Spatial Data

by Dare Brawley

Spatial Data Types

"the technical question of the most appropriate data structure for the representation of geographic phenomena begs the philosophical question of the most appropriate conceptualization of the geographic world."
Helen Couclelis. 1992. "People Manipulate Objects (but Cultivate Fields): Beyond the Raster-Vector Debate in GIS."

Module Summary

This module introduces vector and raster spatial data types and discusses the different forms of representation and abstraction required by each. It asks readers to think critically about the affordances and limitations offered by each type of spatial data.

Spatial data: information linked to a space

Spatial analysis and geographic information systems are powerful tools for understanding and designing the built environment. Our ability to interpret the world through computational tools for spatial analysis however relies in part on special forms of data that support linking information to a spatial location.

Lets look again at Nicholas Chrisman's definition of GIS from the previous module:

"Geographic Information System (GIS) – The organized activity by which people
- measure aspects of geographic phenomena and processes;  
- represent these measurements, usually in the form of a computer database, to emphasize spatial 
themes, entities, and relationships;  
- operate upon these representations to produce more measurements and to discover new 
relationships by integrating disparate sources; and  
- transform these representations to conform to other frameworks of entities and relationships.    

These activities reflect the larger context (institutions and cultures) in which these people 
carry out their work. In turn, the GIS may influence these structures."  (Chrisman 1999)

So a core element of GIS is that it is an activity where people "measure aspects of geographic phenomena and processes" and then "represent these measurements, usually in the form of a computer database, to emphasize spatial themes, entities, and relationships."

Both of these aspects of GIS are directly related to spatial data: how we measure geographic phenomena and then how we represent those measurements.

So, then, what is spatial data??

I like to use a very straightforward definition: information tied to a space

Spatial data in concept

These statements in the image to above are all examples of spatial data. Each is an example of information linked with a spatial location.

"Where I grew up" is spatial data about me where the reference to location might only be clear to people who know me well. "Newark has 300k residents" tells us how many people live in a particular city. "Mount Mitchell is 6,684 feet tall" helps us understand the height of the tallest mountain east of the Mississippi River. "39.083055, -94.586736 is Kansas City" tells us a name that has been given to the place with those latitude and longitude coordinates.

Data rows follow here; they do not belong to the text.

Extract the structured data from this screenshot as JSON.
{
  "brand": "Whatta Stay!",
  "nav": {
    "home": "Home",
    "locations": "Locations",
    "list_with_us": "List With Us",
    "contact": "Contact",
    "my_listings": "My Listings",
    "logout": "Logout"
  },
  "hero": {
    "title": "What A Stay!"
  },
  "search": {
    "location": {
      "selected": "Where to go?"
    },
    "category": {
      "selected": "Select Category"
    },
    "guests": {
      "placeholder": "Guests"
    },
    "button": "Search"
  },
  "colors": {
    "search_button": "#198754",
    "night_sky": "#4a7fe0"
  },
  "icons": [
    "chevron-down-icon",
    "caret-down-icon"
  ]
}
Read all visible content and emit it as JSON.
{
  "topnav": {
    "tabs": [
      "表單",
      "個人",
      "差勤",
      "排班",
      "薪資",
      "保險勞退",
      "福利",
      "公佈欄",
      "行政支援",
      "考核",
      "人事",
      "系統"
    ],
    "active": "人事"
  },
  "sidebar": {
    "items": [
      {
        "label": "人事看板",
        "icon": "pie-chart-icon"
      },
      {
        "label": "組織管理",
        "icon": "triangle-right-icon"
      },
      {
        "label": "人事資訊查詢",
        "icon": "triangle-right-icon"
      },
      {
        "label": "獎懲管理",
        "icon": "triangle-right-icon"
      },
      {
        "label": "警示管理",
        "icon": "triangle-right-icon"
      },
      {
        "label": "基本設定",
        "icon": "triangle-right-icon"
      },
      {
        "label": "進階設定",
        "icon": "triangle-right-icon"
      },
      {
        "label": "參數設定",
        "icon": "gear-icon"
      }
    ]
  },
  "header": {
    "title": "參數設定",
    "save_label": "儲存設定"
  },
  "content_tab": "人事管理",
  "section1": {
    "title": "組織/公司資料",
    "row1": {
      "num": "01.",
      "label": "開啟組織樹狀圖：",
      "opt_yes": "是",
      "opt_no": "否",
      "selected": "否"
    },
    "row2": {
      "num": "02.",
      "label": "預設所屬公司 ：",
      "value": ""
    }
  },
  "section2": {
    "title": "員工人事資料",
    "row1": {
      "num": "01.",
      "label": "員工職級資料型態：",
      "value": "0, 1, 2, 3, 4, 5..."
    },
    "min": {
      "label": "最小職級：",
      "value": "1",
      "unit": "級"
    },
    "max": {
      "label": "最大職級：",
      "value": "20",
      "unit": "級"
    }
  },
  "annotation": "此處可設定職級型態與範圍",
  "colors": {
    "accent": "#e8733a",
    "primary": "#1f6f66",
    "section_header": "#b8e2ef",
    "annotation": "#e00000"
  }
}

None of these statements however, could be easily read or interpreted by a computer. How does information about space get encoded so that it can be read by a GIS application? There are two primary data models.

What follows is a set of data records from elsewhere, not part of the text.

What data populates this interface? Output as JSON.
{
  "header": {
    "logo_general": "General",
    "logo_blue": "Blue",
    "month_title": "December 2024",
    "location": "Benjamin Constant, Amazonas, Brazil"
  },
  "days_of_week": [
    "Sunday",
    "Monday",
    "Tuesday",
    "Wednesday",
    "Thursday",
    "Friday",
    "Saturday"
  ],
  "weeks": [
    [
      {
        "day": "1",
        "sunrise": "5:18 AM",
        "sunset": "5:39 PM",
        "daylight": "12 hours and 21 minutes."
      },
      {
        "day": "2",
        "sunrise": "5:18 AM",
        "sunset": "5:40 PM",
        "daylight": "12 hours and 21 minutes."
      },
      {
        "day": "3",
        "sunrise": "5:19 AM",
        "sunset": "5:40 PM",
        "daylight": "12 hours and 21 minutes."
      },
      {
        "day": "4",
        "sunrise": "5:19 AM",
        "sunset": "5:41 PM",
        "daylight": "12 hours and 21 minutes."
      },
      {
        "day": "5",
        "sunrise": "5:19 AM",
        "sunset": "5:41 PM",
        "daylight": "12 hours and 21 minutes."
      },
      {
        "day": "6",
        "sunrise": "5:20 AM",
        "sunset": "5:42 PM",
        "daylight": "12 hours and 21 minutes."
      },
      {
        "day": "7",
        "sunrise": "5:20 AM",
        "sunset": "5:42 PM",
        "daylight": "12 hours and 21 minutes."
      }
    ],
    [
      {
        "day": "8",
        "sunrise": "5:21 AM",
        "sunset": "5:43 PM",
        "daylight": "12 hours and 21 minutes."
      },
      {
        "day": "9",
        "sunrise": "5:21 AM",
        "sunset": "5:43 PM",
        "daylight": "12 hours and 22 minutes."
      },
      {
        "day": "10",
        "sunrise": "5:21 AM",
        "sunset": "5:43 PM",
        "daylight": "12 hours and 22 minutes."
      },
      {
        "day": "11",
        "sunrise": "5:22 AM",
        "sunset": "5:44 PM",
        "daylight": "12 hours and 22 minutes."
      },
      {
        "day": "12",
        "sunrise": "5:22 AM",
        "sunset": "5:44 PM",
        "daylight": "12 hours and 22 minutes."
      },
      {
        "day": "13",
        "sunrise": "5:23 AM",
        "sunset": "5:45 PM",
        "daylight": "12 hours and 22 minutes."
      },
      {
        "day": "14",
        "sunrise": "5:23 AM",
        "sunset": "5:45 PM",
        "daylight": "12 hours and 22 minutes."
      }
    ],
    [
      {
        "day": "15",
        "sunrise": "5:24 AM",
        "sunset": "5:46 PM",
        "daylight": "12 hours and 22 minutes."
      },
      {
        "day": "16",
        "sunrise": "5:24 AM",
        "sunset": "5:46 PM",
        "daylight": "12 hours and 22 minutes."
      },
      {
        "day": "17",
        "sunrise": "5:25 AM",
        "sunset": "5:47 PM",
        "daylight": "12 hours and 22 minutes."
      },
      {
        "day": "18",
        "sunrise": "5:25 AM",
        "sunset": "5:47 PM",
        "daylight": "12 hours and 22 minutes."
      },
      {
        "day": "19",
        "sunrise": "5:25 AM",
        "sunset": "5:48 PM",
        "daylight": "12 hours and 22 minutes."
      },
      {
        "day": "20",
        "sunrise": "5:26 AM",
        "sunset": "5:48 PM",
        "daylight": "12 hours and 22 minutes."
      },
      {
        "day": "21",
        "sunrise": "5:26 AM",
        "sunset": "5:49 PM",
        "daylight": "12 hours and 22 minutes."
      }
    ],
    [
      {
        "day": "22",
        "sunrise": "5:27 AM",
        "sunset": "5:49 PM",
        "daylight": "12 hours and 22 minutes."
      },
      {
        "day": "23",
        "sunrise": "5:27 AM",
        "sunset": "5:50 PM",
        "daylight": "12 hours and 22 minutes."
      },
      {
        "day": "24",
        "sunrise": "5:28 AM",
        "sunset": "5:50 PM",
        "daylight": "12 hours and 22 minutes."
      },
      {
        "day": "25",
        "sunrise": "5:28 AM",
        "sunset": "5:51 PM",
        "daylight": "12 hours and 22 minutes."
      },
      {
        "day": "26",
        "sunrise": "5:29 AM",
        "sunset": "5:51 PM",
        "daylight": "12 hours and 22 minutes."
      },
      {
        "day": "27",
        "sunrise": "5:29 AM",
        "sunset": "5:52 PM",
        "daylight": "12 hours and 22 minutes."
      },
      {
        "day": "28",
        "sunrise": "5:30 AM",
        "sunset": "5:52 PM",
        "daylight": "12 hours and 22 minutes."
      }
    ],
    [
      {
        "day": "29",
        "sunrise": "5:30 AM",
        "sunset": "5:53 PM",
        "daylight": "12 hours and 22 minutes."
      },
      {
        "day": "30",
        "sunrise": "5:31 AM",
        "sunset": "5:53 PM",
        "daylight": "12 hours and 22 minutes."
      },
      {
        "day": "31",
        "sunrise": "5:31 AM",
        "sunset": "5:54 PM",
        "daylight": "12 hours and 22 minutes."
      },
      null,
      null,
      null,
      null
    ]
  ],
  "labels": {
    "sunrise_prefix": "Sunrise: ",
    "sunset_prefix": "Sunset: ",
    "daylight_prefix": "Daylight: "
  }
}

Two data models: vector & raster

In order to encode spatial information in ways that can be interpreted by a computer and stored in a database two spatial data models have been developed. First, a data model is the name that is given to a system for abstracting and storing information that defines standards for how each piece of information relates to each other and to the "real-world" phenomena it is representing.

Vector data

Vector spatial data is a method for representing geographic spaces, and attributes of those spaces, using discrete geometric shapes. The example below shows tax parcels (represented as polygons) for the City of Newark, NJ with information about the ownership and address of each parcel.

Vector spatial data is composed of geometry and attributes associated with that geometry. Most often those attributes are stored in the form of a table (though in certain file formats they are stored in a structure called a dictionary).

These elements link directly with our basic definition of spatial data: information (attributes) tied to a space (geometry).

Components of vector data

Attributes and features of vector data

Each feature in the dataset (or each individual element) is represented as a single entry in the attribute table.

Types of vector features

Vector spatial data can have one of three different geometry types. An individual vector dataset can only have one type of geometry, for example: there cannot be a single dataset with both points and lines.

Each geometry type is defined computationally by the following features:

Points
- defined as a node
- can have multi-point data, where a single feature (i.e. single row in attribute table) is associated with multiple points
Lines
- nodes & verticies connected in an arc
- nodes are encoded with start and end, and so define a direction
Polygons
- bounding arcs that enclose an area. Embedded with concept of a centroid
- can have multi-part polygons (whose centroid might be outside of any of the parts...)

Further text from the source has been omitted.